At first, I was reminded of the slightly sick-inducing brash colour and tonal clash of a collection of 1980s record covers. Or a play with early computer drawing tools: rich, thick layering of mixed textures, swatches of line and geometric shapes. Yet Gouge’s paintings are both wilder and more complex. I also had an age check moment: music is currently awash with clever, hooky revisions of the angular textural sounds of ‘80s synths. Here the aural digital environment is made visual and physical; big, bold and wavering diagonal strobe marks building flashing motifs.
In their rougher dripping and cutting take on the digital aesthetics’ building blocks they feel of the moment. Another sign there’s juice in the old modernist tank yet. The title is perhaps a pointer: ‘Dusted in Memphis‘ is a 1980 bootleg of Alex Chilton songs, the title itself a cocaine-high take on the Dusty Springfield album title ‘Dusty in Memphis.’
As well as pushing to their animation limit, colour, gestural and design elements, Gouge clearly delights in exploring the potential of existing and new art materials - the clash of their codes. On carpet he often sops up the hairiness with spray paint, using gradation of tone techniques more familiar to street art. Using oilstick and enamel, slashes of energy are built up on top to create strong ridges, cutting into rich checkerboard patterns. At least at first glance, it’s the digital matrix gone feral.
In his small works on jute canvas Gouge paints woven grid patterns reminiscent of early computer games. Here again though disco glitter pinks and creams contrast surprisingly with the more familiar matt tones. Similar works have been shown at Michael Hirschfeld Gallery. For me, for all their complexity, these are far safer, more familiar pieces of geometric abstraction.
I like how Gouge finds new ways to respond to the qualities of the material he paints onto. With an entirely different surface again, plywood, there are washier, earthier bases of colour in oil. Layers painted over and rubbed into with then thicker encaustic-made diagrammatic marks on top. What might sound tired and done to death is made fresh.
Counterpointing the rawness is a clever visual play between the different layers, different elements running under and over each other. Following the palette of the jute works, there’s also a real daring push of the luscious colour and textural combinations (almost tropicalia) with strangely satisfying results.

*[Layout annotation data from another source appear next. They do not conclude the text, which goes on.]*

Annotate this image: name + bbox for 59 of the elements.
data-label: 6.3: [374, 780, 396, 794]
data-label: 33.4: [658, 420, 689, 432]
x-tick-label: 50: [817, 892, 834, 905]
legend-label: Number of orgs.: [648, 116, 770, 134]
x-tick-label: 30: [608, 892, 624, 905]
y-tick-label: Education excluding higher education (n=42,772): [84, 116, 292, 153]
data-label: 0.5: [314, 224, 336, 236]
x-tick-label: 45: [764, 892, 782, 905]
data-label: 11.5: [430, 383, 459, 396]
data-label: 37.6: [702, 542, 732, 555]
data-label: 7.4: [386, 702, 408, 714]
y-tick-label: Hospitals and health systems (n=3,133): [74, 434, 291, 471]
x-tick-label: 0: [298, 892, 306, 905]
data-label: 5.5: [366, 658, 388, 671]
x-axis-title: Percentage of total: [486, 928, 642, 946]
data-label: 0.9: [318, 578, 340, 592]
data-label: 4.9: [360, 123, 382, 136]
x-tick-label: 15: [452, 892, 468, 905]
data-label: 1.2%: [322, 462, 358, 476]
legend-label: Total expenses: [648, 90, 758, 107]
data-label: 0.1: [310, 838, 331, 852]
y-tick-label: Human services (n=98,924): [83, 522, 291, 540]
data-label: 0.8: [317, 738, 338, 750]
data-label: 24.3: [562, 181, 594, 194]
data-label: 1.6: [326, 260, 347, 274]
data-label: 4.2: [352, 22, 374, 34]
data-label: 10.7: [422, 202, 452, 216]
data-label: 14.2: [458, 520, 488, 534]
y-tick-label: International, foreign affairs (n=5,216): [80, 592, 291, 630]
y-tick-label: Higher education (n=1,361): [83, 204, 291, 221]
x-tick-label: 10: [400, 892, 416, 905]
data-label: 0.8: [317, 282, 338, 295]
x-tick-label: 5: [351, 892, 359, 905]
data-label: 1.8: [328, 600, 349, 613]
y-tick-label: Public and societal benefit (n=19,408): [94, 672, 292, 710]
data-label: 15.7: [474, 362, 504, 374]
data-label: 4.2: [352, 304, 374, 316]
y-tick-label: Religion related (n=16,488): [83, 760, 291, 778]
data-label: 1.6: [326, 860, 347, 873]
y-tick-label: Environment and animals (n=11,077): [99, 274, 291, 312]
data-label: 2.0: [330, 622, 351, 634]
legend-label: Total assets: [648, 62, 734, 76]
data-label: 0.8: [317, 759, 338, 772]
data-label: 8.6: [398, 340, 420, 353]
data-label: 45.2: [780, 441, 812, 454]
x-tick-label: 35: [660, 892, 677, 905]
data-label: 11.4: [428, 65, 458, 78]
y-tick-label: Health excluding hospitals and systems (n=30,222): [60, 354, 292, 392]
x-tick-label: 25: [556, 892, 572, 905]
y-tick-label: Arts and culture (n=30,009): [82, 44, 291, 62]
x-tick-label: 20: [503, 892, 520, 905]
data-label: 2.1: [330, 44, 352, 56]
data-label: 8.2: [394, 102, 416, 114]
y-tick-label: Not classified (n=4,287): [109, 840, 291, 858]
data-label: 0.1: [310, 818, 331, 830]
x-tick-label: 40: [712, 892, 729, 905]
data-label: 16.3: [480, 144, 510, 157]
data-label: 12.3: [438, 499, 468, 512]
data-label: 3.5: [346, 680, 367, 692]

In a recent article in Australian Art Collector Gouge happens to mention Gordon Walters. There he isn’t alluding to any connection between him and Walters’ work, but there is one: the way some structural systems seem initially basic, yet the more you look, the more they reveal a refinement and complexity in their exploration of an invented visual language.
Perhaps most exciting are the works on carpet. Roughly cut out, with eyeholes inserted for the nails, they speak smartly to the domestic environment they seem tailormade to inhabit, and in particular The Young‘s warm, straight wooden paneled interior, uncarpeted and uncluttered.
Bright and dense primary colour bases, with deeper-coloured fringes, provide an electric playing field for jungle gym arrangements of lines of colour marked in strips of dripping white paint. It’s as if a housepainter has taken a miniature paint roller to the surfaces. There’s a lovely play with the weight of the work - both the carpet and the physical application of paint.
Josef Albers, Ad Reinhardt, Kandinsky, a flood of old-as-the -hills modern abstract reference points come to mind, but none quite fit. I like how (at least in my limited contemporary New Zealand context) these paintings feel very much of their own place and time. I like how Gouge proves there’s life in a rough, colourful and gestural approach, putting into tension with that wildness a formalist’s control of painterly language.